Mark Ellse is a physicist, author and formerly an independent school headmaster and proprietor. He ran a building and transport company for fifteen years.

The roars from Labour in the House of Commons when Margaret Thatcher nearly referred to the Community Charge as the ‘poll tax’ showed the importance of a word or two.

There is a world of difference between charging people the same amount for the same service and charging them to vote. Thatcher knew that and the left knew it too: part of political victory over the Community Charge was winning the battle over the language with with the argument was described.

There are good reasons why those on the left are keen to devote efforts to controlling political language. Believing in the perfectibility of mankind through the state, wanting to see every change as a step on the path, means that they cling to the language of virtue.

Those of us with conservative views are more ready to see the essential compromises of political decisions. To our mindset it is obvious that one might have to, for instance, cut benefits, or freeze pay. The reasons for such steps are so obvious that we don’t instinctively give care to our language. The left then leap upon us. It was ever so: one thinks back to ‘milk-snatcher’ Thatcher, for instance.

But in these times, when the political atmosphere is so emotionally driven, the conservative position needs to be defended with language that is given very careful consideration.

The obvious need to protect future generations from the effects of our own profligacy mean that Conservative governments see the need to balance the budget. Such is prudence, a thoroughly virtuous concept. Why on earth have we allowed this virtue to be pilloried as ‘austerity’, with all the negative connotations that are associated with that word?

The Chancellor says that ‘the public are weary of austerity’. Jacob Rees-Mogg spoke about the consequences of austerity in the NHS. When we use the language of the left, not only do we fail to carry the electorate with us, we also muddle our own thinking, undermining amongst ourselves our own understanding of our own political position and the need for it.

Other battles have been lost over similar negligence of thought and language. The waiting period for Universal Credit is an example.

In the West Midlands, 60 per cent of the population have savings of less than £100. The reason for this is not poverty but simply because there is a general assumption that one doesn’t need a piggy bank any more because the state will provide. There is an entirely proper debate to be had about the period for which we should expect people to provide for themselves and families, and a week is certainly not unreasonable: the state needs to encourage a modicum of thrift.

But the really difficult political battlefield, which is threatening to cause untold harm to so many aspects of society lest we bring some reason to bear, is about ‘equality’. Equality is such a good-sounding word that, along with freedom and brotherhood, seems to be so much a cornerstone of civilisation that no one dare demur. But question it we must if we wish to avoid slipping into chaos.

Grudgingly or happily, we see that the concept of the equal value of different people comes from Christian roots. A religion which says ‘there is neither Jew nor gentile, slave nor free, male and female, for you are all one’ is certainly a great leveller. But, good Lord, it doesn’t mean that they are all the same! After all, what’s the point of diversity if we are all the same?

Arguments for having a balance of races and genders in decision-making bodies in part stem from the belief that people are different and that assembling different views leads to better decisions. If we are all the same, it makes not a scrap of difference.

We need clarity of thought. If one gets the vocabulary wrong, the thinking will be wrong. We need to define our words very carefully if our thoughts are to be coherent. We need to differentiate equality, the concept that all people are of equal value, from same-ism, the belief that all are the same.

The left is already engaging on this issue. Traditional feminists rebel against the Owen Jones’ same-ist concept that gender is merely a matter of social construct and personal preference. The former recognise that same-ism ultimately undermines all concepts of the protection of those that are vulnerable. If we are all the same, how can we identify who we should protect?
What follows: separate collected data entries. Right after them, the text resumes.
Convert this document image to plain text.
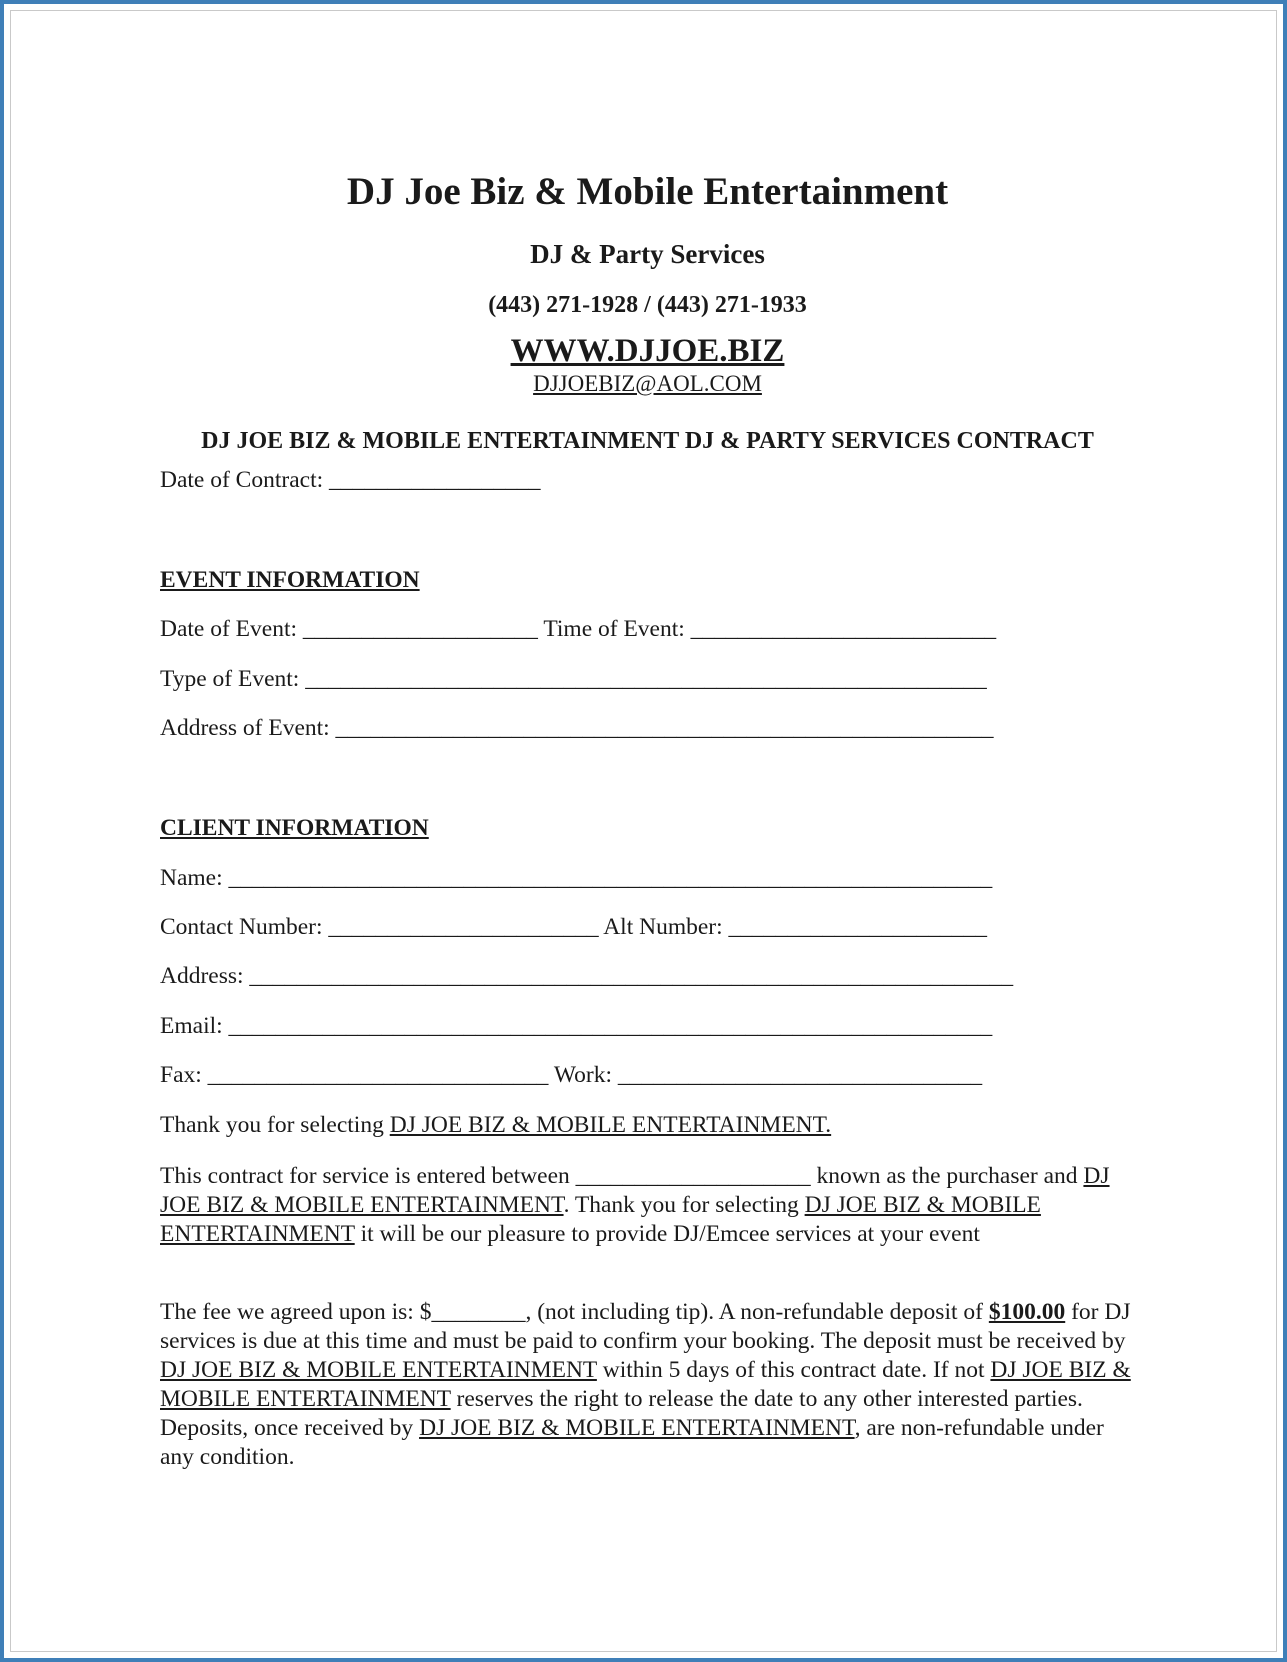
DJ Joe Biz & Mobile Entertainment
DJ & Party Services
(443) 271-1928 / (443) 271-1933
WWW.DJJOE.BIZ
DJJOEBIZ@AOL.COM
DJ JOE BIZ & MOBILE ENTERTAINMENT DJ & PARTY SERVICES CONTRACT
Date of Contract: __________________
EVENT INFORMATION
Date of Event: ____________________ Time of Event: __________________________
Type of Event: __________________________________________________________
Address of Event: ________________________________________________________
CLIENT INFORMATION
Name: _________________________________________________________________
Contact Number: _______________________ Alt Number: ______________________
Address: _________________________________________________________________
Email: _________________________________________________________________
Fax: _____________________________ Work: _______________________________
Thank you for selecting DJ JOE BIZ & MOBILE ENTERTAINMENT.
This contract for service is entered between ____________________ known as the purchaser and DJ JOE BIZ & MOBILE ENTERTAINMENT. Thank you for selecting DJ JOE BIZ & MOBILE ENTERTAINMENT it will be our pleasure to provide DJ/Emcee services at your event
The fee we agreed upon is: $________, (not including tip). A non-refundable deposit of $100.00 for DJ services is due at this time and must be paid to confirm your booking. The deposit must be received by DJ JOE BIZ & MOBILE ENTERTAINMENT within 5 days of this contract date. If not DJ JOE BIZ & MOBILE ENTERTAINMENT reserves the right to release the date to any other interested parties. Deposits, once received by DJ JOE BIZ & MOBILE ENTERTAINMENT, are non-refundable under any condition.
It is the same-ist who becomes indignant when finding out that even in Norway, where equality is an art form, men outnumber women four to one in engineering. It is the same-ist who cannot accept that male and female aspirations are different and that there will always be fewer women wanting to sacrifice their home lives for promotion and that women will always have a free time preference and men a salary preference. It is same-ism that is unable to take a broad view of gender difference and recognise a same-ist denial of the biological reality of sex will do no good for the few with personal complications but will bring misery to many that it confuses.

We should be bold. Equality we extol. Same-ism is nonsense.